RRA’s initial target was to raise Rwf783 billion this fiscal year but it has only collected Rwf555 billion.

According to the government, the Cost Insurance and Freight (CIF) value of all goods imported during the period reduced by 12.9 per cent compared with the previous fiscal year’s growth of 17.8 per cent.

The taxman in the first quarter suffered mainly because of a decline in major imports such as vehicles and sugar, which account for more revenue.

READ: Tax target is missed as Rwanda economy slows

Figures show that imports registered at the borders during the first quarter of the year declined by 3.8 per cent.

Motor vehicles are the second highest among imported goods in revenue generation for the country after petroleum products.

Importation of motor vehicles declined by 50 per cent in the first quarter compared with the same period previous year.

In the first quarter of 2012, Rwanda imported more than 2,400 vehicles while last year car imports declined to 1,400. A reduction in vehicle importation affected the trading of spare parts and fuel consumption, whose imports also lead to revenue generation.

In financial year 2014/15, total tax revenue collection has been projected at Rwf906.8 billion compared with Rwf782.5 billion of 2013/2014.

The expected recovery of the economy as well as implementation of ongoing and new reforms could allow taxman to meet the target.

In the area of direct taxes, an increase from Rwf326.1 billion in 2013/14 to Rwf379.2 billion is projected.

However, taxes on goods and services are rising from Rwf397.7 billion in 2013/14 to Rwf461.5 billion, showing an increase of Rwf63.8 billion.
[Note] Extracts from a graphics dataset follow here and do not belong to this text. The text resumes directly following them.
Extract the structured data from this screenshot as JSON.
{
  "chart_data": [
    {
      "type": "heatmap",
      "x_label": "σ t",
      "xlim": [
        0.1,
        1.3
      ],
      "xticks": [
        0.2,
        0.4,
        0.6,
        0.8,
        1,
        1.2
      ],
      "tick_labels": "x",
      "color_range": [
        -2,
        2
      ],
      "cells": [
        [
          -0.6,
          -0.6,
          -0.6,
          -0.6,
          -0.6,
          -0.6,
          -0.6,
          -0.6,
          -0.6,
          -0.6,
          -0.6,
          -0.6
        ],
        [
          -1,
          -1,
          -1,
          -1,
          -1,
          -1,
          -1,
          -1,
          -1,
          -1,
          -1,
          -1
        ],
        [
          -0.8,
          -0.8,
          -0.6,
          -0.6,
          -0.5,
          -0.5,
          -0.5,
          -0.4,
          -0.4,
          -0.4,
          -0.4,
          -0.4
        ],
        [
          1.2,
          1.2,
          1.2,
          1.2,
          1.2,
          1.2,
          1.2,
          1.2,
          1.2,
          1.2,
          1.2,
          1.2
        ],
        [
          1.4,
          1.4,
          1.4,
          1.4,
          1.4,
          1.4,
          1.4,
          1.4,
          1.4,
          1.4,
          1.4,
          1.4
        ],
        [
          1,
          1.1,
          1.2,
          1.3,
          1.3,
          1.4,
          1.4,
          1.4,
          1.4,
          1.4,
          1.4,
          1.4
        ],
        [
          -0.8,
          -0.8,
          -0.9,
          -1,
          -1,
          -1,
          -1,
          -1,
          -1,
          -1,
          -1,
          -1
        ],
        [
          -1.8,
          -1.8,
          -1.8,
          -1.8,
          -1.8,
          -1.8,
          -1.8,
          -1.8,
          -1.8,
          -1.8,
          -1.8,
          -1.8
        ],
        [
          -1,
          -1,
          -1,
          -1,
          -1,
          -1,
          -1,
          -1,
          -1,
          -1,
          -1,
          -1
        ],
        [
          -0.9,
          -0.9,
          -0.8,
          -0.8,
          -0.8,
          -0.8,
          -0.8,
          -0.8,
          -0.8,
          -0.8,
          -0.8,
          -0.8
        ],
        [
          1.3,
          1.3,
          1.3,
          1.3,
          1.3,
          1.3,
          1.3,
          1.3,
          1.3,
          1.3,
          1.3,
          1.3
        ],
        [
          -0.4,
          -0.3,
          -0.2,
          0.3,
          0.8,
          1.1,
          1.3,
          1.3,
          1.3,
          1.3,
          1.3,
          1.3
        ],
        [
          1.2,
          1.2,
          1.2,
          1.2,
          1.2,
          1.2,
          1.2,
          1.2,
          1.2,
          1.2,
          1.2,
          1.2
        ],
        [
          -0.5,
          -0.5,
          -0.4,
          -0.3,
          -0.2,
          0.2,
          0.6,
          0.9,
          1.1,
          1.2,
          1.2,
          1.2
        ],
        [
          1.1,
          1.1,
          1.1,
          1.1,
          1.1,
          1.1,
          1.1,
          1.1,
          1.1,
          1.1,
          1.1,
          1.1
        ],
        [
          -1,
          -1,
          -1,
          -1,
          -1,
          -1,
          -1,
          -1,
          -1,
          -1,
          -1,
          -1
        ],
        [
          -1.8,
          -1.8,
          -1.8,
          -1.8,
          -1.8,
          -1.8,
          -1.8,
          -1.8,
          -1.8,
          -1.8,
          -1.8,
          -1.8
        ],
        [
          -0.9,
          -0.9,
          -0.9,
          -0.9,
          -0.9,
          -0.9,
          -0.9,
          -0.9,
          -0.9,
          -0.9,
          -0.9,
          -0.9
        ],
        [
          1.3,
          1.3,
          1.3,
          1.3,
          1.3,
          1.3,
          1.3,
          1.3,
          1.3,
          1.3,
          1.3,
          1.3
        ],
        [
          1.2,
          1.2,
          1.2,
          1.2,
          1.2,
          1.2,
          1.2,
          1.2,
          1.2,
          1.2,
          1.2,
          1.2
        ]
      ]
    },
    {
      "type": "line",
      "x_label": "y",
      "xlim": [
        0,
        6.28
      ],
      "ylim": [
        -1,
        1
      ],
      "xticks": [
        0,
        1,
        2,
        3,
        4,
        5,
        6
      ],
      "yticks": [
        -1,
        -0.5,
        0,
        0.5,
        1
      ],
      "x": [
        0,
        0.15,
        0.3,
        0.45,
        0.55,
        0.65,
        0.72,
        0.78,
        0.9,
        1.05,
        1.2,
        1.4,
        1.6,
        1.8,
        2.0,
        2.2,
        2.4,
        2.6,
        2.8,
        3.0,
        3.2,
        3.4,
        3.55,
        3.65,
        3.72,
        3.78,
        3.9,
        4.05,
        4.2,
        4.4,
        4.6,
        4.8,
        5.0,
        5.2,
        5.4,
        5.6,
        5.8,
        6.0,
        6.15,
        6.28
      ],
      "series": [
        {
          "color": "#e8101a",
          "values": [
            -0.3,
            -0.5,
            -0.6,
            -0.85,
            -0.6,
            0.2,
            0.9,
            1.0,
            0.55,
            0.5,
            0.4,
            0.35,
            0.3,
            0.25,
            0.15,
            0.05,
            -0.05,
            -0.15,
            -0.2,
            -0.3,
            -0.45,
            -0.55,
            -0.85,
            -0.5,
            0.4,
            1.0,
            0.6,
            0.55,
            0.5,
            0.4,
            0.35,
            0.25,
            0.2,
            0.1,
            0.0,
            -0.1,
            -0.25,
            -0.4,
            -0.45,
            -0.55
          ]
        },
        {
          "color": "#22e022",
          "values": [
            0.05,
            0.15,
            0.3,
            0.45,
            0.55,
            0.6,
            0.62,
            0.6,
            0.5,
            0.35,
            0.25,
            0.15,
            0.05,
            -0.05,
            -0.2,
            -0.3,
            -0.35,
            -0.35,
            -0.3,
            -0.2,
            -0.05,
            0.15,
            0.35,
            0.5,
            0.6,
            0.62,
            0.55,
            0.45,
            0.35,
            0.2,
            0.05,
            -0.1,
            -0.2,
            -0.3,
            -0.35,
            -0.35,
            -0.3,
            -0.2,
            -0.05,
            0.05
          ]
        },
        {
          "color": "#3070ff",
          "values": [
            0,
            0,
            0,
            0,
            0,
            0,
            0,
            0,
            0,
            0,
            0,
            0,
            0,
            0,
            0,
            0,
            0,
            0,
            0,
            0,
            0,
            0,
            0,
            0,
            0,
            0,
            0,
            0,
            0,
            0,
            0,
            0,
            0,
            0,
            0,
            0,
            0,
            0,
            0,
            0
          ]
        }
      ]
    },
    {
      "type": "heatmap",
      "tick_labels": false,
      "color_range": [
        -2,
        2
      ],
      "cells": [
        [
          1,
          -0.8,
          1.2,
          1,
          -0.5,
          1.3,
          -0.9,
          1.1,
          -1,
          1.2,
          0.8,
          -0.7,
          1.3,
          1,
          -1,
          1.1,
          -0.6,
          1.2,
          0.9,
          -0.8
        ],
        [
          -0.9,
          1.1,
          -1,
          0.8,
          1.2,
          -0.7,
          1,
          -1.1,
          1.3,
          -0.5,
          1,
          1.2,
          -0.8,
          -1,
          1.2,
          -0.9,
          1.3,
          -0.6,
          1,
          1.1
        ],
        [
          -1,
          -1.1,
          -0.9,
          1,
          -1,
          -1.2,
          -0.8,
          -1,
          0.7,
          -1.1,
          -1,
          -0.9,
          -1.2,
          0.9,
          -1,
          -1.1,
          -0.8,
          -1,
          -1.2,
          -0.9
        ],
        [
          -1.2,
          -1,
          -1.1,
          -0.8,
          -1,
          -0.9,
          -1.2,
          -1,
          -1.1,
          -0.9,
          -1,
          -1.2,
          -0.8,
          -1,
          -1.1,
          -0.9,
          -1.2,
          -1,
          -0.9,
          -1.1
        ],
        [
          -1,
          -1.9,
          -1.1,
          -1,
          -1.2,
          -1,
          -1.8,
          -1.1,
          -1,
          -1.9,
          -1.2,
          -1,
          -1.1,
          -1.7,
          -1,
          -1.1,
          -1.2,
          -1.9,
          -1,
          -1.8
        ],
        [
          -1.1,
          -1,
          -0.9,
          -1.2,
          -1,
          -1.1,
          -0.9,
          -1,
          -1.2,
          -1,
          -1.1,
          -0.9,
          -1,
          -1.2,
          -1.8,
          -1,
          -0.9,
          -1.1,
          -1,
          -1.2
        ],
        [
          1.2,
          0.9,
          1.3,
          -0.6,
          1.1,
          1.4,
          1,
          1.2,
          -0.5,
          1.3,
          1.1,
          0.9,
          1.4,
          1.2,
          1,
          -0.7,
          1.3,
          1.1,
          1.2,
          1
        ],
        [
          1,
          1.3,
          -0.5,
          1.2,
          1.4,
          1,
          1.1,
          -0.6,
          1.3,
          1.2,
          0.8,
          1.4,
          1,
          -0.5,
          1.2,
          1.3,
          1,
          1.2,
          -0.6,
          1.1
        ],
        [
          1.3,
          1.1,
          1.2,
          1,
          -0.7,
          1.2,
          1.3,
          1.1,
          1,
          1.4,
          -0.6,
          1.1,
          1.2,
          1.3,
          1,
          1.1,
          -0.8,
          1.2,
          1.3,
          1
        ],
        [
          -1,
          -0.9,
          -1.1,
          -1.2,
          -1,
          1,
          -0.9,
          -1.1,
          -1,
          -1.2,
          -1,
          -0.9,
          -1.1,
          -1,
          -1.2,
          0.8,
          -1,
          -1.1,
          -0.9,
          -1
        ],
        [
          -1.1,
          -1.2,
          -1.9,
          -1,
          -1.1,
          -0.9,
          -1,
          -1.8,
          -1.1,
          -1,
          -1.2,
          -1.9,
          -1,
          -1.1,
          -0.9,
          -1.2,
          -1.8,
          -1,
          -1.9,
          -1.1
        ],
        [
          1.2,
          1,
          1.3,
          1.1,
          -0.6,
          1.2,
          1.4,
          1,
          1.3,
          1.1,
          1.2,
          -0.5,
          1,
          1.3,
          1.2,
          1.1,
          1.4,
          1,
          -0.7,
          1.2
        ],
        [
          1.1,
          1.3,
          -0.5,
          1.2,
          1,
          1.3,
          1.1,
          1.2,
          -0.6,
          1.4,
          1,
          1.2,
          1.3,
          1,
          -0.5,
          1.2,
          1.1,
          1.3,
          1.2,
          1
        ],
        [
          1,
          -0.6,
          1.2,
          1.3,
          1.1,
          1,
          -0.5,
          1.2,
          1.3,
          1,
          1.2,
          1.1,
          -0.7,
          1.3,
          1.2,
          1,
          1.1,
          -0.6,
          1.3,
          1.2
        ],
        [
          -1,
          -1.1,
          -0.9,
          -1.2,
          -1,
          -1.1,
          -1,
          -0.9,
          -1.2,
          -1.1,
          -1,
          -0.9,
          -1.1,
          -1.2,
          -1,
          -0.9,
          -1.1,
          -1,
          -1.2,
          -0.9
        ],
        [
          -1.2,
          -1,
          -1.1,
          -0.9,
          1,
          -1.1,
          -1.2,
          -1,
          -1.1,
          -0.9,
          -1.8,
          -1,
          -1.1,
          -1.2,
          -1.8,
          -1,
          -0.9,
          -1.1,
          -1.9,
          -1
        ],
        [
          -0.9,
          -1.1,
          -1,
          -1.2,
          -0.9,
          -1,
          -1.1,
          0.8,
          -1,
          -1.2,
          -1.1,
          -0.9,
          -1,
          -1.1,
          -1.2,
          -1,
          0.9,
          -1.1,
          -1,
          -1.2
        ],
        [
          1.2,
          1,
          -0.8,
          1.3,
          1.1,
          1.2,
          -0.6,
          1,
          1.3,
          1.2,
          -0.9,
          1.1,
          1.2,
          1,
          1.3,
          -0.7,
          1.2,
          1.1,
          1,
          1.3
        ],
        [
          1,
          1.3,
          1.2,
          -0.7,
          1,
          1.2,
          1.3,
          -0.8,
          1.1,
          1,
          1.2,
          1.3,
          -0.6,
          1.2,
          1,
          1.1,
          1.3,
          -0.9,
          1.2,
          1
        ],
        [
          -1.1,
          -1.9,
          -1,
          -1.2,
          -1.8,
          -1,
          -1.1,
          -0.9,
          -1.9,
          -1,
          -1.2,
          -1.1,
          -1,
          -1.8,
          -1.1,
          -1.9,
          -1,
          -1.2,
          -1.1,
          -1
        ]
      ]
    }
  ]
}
The estimated revenue from international trade is Rwf66.1 billion compared with Rwf58.7 billion in 2013/14 financial year.

The modest increase is attributed to the ongoing shift in the direction of trade with more imports, especially consumer goods, coming from the East African Community member countries.

Experts however, have challenged the government to look for other sources of revenue outside the ordinary tax collections to plug the deficit.

READ: Cost of trade to rise in new tax reforms ahead of budget

“Imports have reduced because consumers’ purchasing power is down and this is affecting revenue collections from VAT and international trade,” said Angello Musinguzi, a tax manager at KPMG Rwanda.

Recently, Finance Minister John Rwangobwa said tax reforms will will be made later this month after the government finalises assessing the findings of the tax reviews studies.

Economists and business executives say scrapping tax exemptions — informed by concerns the country was forgoing more revenues than any other country in the region in order to woo investors — would test Rwanda’s standing as East Africa’s most attractive foreign investment destination.